Using kmalloc with the vmalloc fallback for larger allocations is a
common pattern in the kernel code. Yet we do not have any common helper
for that and so users have invented their own helpers. Some of them are
really creative when doing so. Let's just add kv[mz]alloc and make sure
it is implemented properly. This implementation makes sure to not make
a large memory pressure for > PAGE_SZE requests (__GFP_NORETRY) and also
to not warn about allocation failures. This also rules out the OOM
killer as the vmalloc is a more approapriate fallback than a disruptive
user visible action.

This patch also changes some existing users and removes helpers which
are specific for them. In some cases this is not possible (e.g.
ext4_kvmalloc, libcfs_kvzalloc, __aa_kvmalloc) because those seems to be
broken and require GFP_NO{FS,IO} context which is not vmalloc compatible
in general (note that the page table allocation is GFP_KERNEL). Those
need to be fixed separately.

apparmor has already claimed kv[mz]alloc so remove those and use
__aa_kvmalloc instead to prevent from the naming clashes.

Changes since v1
- define __vmalloc_node_flags for CONFIG_MMU=n

Cc: Anatoly Stepanov <astepanov@xxxxxxxxxxxxxx>
Cc: Paolo Bonzini <pbonzini@xxxxxxxxxx>
Cc: Mike Snitzer <snitzer@xxxxxxxxxx>
Cc: "Michael S. Tsirkin" <mst@xxxxxxxxxx>
Cc: "Theodore Ts'o" <tytso@xxxxxxx>
Reviewed-by: Andreas Dilger <adilger@xxxxxxxxx> # ext4 part
Signed-off-by: Michal Hocko <mhocko@xxxxxxxx>

Acked-by: Vlastimil Babka <vbabka@xxxxxxx>
(but with a small fix and suggestion below)

--- a/mm/util.c
+++ b/mm/util.c
@@ -346,6 +346,46 @@ unsigned long vm_mmap(struct file *file, unsigned long addr,
}
EXPORT_SYMBOL(vm_mmap);

+/**
+ * kvmalloc_node - allocate contiguous memory from SLAB with vmalloc fallback
+ * @size: size of the request.
+ * @flags: gfp mask for the allocation - must be compatible with GFP_KERNEL.
+ * @node: numa node to allocate from
+ *
+ * Uses kmalloc to get the memory but if the allocation fails then falls back
+ * to the vmalloc allocator.
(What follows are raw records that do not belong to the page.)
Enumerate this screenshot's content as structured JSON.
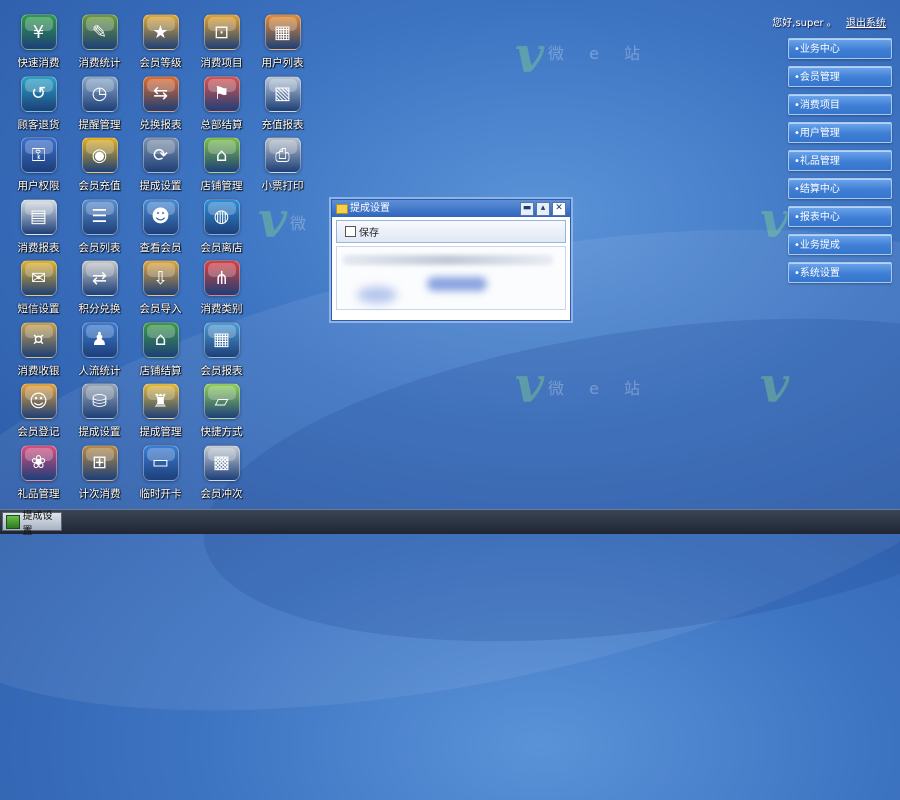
{
  "desktop": {
    "icons": [
      {
        "label": "快速消费",
        "icon": "cash-register-icon",
        "color": "#2f9b4a"
      },
      {
        "label": "顾客退货",
        "icon": "return-arrow-icon",
        "color": "#27a3c8"
      },
      {
        "label": "用户权限",
        "icon": "user-lock-icon",
        "color": "#3a6fcf"
      },
      {
        "label": "消费报表",
        "icon": "report-chart-icon",
        "color": "#d8dde3"
      },
      {
        "label": "短信设置",
        "icon": "envelope-gear-icon",
        "color": "#e3b32a"
      },
      {
        "label": "消费收银",
        "icon": "cashier-icon",
        "color": "#c9a24c"
      },
      {
        "label": "会员登记",
        "icon": "member-register-icon",
        "color": "#e5a23b"
      },
      {
        "label": "礼品管理",
        "icon": "gift-icon",
        "color": "#d84f7f"
      },
      {
        "label": "消费统计",
        "icon": "statistics-pen-icon",
        "color": "#6b9a3a"
      },
      {
        "label": "提醒管理",
        "icon": "monitor-clock-icon",
        "color": "#8aa8c9"
      },
      {
        "label": "会员充值",
        "icon": "coins-icon",
        "color": "#e2b020"
      },
      {
        "label": "会员列表",
        "icon": "member-list-icon",
        "color": "#5a8fd0"
      },
      {
        "label": "积分兑换",
        "icon": "points-exchange-icon",
        "color": "#c8c8c8"
      },
      {
        "label": "人流统计",
        "icon": "people-group-icon",
        "color": "#3b7bd3"
      },
      {
        "label": "提成设置",
        "icon": "database-gear-icon",
        "color": "#9ba7b5"
      },
      {
        "label": "计次消费",
        "icon": "count-consume-icon",
        "color": "#b88b45"
      },
      {
        "label": "会员等级",
        "icon": "member-level-icon",
        "color": "#e0a836"
      },
      {
        "label": "兑换报表",
        "icon": "exchange-report-icon",
        "color": "#e06a2b"
      },
      {
        "label": "提成设置",
        "icon": "database-refresh-icon",
        "color": "#7f93ab"
      },
      {
        "label": "查看会员",
        "icon": "view-member-icon",
        "color": "#4b8cd6"
      },
      {
        "label": "会员导入",
        "icon": "member-import-icon",
        "color": "#e2a63a"
      },
      {
        "label": "店铺结算",
        "icon": "shop-settle-icon",
        "color": "#3d9a47"
      },
      {
        "label": "提成管理",
        "icon": "user-commission-icon",
        "color": "#e5b93a"
      },
      {
        "label": "临时开卡",
        "icon": "temp-card-icon",
        "color": "#3a7dd6"
      },
      {
        "label": "消费项目",
        "icon": "shopping-basket-icon",
        "color": "#e3a12c"
      },
      {
        "label": "总部结算",
        "icon": "hq-settle-icon",
        "color": "#d9534f"
      },
      {
        "label": "店铺管理",
        "icon": "shop-manage-icon",
        "color": "#7bbf4a"
      },
      {
        "label": "会员离店",
        "icon": "globe-member-icon",
        "color": "#2f8ed8"
      },
      {
        "label": "消费类别",
        "icon": "network-tree-icon",
        "color": "#d94040"
      },
      {
        "label": "会员报表",
        "icon": "member-report-icon",
        "color": "#4c9bd6"
      },
      {
        "label": "快捷方式",
        "icon": "folder-shortcut-icon",
        "color": "#8fcf5a"
      },
      {
        "label": "会员冲次",
        "icon": "calculator-plus-icon",
        "color": "#c7cdd4"
      },
      {
        "label": "用户列表",
        "icon": "user-grid-icon",
        "color": "#e58a2f"
      },
      {
        "label": "充值报表",
        "icon": "recharge-report-icon",
        "color": "#b8c7d8"
      },
      {
        "label": "小票打印",
        "icon": "printer-icon",
        "color": "#b9c2cc"
      }
    ]
  },
  "topbar": {
    "greeting": "您好,super 。",
    "logout": "退出系统"
  },
  "right_menu": [
    "•业务中心",
    "•会员管理",
    "•消费项目",
    "•用户管理",
    "•礼品管理",
    "•结算中心",
    "•报表中心",
    "•业务提成",
    "•系统设置"
  ],
  "dialog": {
    "title": "提成设置",
    "minimize": "▬",
    "restore": "▴",
    "close": "✕",
    "save_label": "保存"
  },
  "taskbar": {
    "item_label": "提成设置"
  },
  "watermark": {
    "glyph": "v",
    "text": "微 e 站"
  }
}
Use kvfree for freeing the memory.
+ */
+void *kvmalloc_node(size_t size, gfp_t flags, int node)
+{
+ gfp_t kmalloc_flags = flags;
+ void *ret;
+
+ /*
+ * vmalloc uses GFP_KERNEL for some internal allocations (e.g page tables)
+ * so the given set of flags has to be compatible.
+ */
+ WARN_ON((flags & GFP_KERNEL) != GFP_KERNEL);

Wouldn't a _ONCE be sufficient? It's unlikely that multiple wrong call sites appear out of the blue, but we don't want to flood the log from a single frequently called site. No strong feelings though.

+
+ /*
+ * Make sure that larger requests are not too disruptive - no OOM
+ * killer and no allocation failure warnings as we have a fallback
+ */
+ if (size > PAGE_SIZE)
+ kmalloc_flags |= __GFP_NORETRY | __GFP_NOWARN;
+
+ ret = kmalloc_node(size, kmalloc_flags, node);
+
+ /*
+ * It doesn't really make sense to fallback to vmalloc for sub page
+ * requests
+ */
+ if (ret || size < PAGE_SIZE)

This should be size <= PAGE_SIZE.

+ return ret;
+
+ return __vmalloc_node_flags(size, node, flags);
+}
+EXPORT_SYMBOL(kvmalloc_node);
+
void kvfree(const void *addr)
{
if (is_vmalloc_addr(addr))